Rubia benar-benar malas menanggapi perandaian yang dilontarkan Winda. Terlihat sekali dari gerakan ringan yang menandakan keacuhannya.
Winda geleng-geleng, "Hmm, orang yang sedang dimabuk cinta sesat memang susah untuk dinasehati. Sudahlah Bia. Aku angkat tangan, terserah kamu saja." Winda telah tahu orang yang sedang dimabuk cinta sesat apalagi dalam posisi orang ketiga, orang ketiga memang cenderung tak memikirkan perasaan orang lain, tak memikirkan perasaan istri selingkuhannya, karena ia lebih mementingkan diri sendiri. Dimana-mana pasti seperti itu, mau dinasihati juga percuma.
Rubia melirik, ia merasa sikap sahabatnya yang berubah bete terhadapnya. "Win, jangan marah dong. Bukannya aku tak kasihan sama istrinya Mas Dahlan. Tapi istrinya itu jahat, Win. Mas Dahlah sudah tak tahan lagi hidup dengan istrinya."
Winda mencibir, "Huh, dimana-mana pria hidung belang juga ngomongnya begitu ama pacar selingkuhannya, mau cari simpatik!"
"Sungguh, Win. Istrinya itu cuek, kasar, cerewet, tidak menghargai suami. Mas Dahlan memang sudah lama berniat menceraikannya sebelum bertemu denganku," bela Rubia.
Winda menggeser kursi, "Terserah kamu sajalah, Bi. Semoga Tuhan menunjukkan kebenaran padamu. Semoga kamu tidak salah langkah." Winda pergi meninggalkan Rubia di ruang lobby sendirian.

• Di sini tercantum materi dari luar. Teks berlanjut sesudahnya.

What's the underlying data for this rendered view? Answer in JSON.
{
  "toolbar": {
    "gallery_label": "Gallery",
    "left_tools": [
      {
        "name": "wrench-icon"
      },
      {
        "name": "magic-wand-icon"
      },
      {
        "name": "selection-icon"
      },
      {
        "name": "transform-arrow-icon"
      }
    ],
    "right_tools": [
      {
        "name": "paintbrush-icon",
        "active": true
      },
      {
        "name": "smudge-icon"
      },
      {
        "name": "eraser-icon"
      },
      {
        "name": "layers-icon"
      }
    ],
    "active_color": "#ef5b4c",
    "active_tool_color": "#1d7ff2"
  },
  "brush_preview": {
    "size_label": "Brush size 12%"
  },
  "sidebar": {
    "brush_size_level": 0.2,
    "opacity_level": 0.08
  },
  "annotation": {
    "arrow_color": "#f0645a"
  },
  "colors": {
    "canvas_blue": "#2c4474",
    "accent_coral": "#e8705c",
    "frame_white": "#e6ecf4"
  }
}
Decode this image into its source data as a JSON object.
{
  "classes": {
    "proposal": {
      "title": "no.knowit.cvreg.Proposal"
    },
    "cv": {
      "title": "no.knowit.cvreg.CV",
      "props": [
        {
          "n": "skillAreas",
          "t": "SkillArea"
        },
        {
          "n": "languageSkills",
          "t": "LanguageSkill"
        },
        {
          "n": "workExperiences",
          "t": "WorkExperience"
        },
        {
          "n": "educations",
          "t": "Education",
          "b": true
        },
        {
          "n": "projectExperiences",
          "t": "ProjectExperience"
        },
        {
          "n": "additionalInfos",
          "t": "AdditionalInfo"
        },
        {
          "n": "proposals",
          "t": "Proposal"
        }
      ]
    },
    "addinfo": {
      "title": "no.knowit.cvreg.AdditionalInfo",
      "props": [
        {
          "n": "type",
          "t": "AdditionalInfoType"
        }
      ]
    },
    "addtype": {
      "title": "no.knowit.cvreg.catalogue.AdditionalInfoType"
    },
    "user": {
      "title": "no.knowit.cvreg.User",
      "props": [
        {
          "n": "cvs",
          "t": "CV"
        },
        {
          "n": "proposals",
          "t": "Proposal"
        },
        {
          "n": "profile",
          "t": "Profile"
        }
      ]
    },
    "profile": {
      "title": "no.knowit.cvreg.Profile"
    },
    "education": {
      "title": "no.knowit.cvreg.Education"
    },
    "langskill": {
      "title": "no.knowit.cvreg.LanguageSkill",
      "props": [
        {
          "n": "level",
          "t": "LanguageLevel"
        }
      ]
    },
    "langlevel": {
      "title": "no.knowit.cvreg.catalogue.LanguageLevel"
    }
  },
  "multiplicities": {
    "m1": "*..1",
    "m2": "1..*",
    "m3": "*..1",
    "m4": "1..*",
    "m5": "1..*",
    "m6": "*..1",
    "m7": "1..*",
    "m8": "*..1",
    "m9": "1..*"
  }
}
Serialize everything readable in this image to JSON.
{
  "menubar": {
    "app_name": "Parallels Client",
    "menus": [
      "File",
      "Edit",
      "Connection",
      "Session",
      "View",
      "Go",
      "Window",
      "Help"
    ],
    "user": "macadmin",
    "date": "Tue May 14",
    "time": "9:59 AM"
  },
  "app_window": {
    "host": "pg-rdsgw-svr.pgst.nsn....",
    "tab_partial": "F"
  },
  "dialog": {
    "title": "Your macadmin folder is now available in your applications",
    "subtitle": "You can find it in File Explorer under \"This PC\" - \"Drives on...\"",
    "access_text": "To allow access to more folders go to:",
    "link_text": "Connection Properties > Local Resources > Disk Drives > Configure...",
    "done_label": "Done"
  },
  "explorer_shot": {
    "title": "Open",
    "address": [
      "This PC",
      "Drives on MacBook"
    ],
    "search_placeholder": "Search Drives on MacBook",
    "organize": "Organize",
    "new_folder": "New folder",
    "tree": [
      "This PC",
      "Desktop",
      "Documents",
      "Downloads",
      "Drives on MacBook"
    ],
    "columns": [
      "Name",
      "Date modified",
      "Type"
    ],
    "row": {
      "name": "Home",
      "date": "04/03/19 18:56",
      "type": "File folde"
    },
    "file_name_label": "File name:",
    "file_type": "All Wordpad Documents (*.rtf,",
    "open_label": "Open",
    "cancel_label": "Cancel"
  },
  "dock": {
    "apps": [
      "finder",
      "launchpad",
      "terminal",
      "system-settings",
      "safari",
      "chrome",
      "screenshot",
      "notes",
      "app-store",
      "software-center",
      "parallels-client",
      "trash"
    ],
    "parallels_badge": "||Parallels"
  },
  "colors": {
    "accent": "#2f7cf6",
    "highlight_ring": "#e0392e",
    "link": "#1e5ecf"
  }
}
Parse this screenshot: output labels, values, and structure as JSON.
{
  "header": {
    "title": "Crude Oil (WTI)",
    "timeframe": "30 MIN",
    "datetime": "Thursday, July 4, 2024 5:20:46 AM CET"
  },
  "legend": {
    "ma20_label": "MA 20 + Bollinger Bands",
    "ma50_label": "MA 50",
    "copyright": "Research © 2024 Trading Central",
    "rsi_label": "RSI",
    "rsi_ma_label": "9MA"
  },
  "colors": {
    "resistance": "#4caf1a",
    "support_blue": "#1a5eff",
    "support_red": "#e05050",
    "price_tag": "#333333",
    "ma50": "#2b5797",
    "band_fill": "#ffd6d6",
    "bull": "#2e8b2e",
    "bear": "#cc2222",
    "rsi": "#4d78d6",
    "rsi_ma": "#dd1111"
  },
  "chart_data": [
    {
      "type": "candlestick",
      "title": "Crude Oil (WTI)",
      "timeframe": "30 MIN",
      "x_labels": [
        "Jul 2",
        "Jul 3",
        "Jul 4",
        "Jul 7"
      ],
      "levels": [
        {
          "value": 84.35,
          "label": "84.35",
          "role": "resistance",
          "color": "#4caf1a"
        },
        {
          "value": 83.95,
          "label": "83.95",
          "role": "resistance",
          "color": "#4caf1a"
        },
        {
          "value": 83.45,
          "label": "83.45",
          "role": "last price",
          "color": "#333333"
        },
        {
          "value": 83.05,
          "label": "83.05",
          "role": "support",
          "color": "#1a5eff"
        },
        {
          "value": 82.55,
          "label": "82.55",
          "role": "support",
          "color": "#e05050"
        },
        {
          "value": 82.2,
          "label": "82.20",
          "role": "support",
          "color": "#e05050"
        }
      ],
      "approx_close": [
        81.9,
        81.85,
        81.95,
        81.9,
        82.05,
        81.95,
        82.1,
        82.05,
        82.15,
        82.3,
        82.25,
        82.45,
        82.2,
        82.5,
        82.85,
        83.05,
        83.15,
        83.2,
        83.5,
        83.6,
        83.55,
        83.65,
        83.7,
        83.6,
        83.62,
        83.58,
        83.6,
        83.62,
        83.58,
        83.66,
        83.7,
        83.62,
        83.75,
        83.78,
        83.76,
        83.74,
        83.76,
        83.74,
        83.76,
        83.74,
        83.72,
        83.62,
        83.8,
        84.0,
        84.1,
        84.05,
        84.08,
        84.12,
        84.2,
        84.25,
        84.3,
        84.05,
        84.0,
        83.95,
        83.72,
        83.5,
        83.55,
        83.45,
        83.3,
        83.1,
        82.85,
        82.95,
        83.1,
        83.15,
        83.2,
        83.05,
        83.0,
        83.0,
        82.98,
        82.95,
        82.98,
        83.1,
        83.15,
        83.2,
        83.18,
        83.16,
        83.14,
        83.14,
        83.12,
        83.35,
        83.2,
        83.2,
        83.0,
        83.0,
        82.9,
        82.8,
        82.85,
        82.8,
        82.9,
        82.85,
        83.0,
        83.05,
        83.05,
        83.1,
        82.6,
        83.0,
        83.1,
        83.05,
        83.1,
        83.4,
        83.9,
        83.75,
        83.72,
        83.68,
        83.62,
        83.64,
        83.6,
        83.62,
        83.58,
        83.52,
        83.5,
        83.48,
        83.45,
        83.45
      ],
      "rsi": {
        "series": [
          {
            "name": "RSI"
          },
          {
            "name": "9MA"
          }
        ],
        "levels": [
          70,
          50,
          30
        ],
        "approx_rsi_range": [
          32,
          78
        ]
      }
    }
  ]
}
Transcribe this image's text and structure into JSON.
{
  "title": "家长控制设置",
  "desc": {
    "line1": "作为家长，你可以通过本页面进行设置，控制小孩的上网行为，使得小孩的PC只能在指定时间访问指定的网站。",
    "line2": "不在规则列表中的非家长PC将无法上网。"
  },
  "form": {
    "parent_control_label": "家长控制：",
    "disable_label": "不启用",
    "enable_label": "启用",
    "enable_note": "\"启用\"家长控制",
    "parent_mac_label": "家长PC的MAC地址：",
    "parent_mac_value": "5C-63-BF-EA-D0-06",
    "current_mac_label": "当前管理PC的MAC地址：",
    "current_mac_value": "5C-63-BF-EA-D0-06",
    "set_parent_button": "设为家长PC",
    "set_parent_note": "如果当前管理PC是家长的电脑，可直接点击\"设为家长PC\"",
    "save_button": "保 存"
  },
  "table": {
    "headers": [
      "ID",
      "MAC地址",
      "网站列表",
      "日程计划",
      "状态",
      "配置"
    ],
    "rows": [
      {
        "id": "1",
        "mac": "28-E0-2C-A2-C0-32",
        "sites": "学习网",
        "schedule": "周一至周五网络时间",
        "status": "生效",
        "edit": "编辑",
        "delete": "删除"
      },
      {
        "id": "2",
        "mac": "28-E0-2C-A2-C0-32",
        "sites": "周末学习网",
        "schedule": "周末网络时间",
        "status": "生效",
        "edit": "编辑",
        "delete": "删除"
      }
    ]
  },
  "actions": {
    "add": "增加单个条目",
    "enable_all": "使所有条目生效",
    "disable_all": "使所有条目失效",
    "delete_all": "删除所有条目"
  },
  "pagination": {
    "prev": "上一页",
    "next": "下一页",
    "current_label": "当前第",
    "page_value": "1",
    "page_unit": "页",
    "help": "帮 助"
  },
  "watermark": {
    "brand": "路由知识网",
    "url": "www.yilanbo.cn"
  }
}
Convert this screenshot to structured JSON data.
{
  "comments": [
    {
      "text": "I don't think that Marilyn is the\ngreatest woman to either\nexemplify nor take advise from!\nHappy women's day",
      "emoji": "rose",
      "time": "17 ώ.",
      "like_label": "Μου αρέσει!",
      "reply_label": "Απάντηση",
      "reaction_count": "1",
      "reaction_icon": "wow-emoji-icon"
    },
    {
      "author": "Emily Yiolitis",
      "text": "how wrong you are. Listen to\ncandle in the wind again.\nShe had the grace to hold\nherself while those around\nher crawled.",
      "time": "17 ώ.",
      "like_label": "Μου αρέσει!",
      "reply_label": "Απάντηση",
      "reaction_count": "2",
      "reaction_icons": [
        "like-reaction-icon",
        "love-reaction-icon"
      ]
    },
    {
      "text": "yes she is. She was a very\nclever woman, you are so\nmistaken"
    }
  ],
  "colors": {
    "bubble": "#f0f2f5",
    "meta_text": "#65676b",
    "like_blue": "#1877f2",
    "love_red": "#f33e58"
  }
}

Rubia kesal, tangannya bersilang, "Ya sudah!! Toh ini hidupku, aku yang jalani, bukan dia!"
Perawat manis itu mengambil handphone dari tas yang ia letakkan dimeja. Membuka aplikasi bbm, membaca-baca chat bbm antara ia dan Dahlan yang memang sengaja tak dihapusnya, wajanya merah bersemu, ia semakin rindu rasanya dalam 2 hari ini belum bertemu. Diam beberapa saat, terasa memang ada ganjalan dihungannya itu, ia merasa sangat menyayangkan bahwa Dahlan telah beristri, "Ah, yasudahlah, yang penting ia lebih memilih aku."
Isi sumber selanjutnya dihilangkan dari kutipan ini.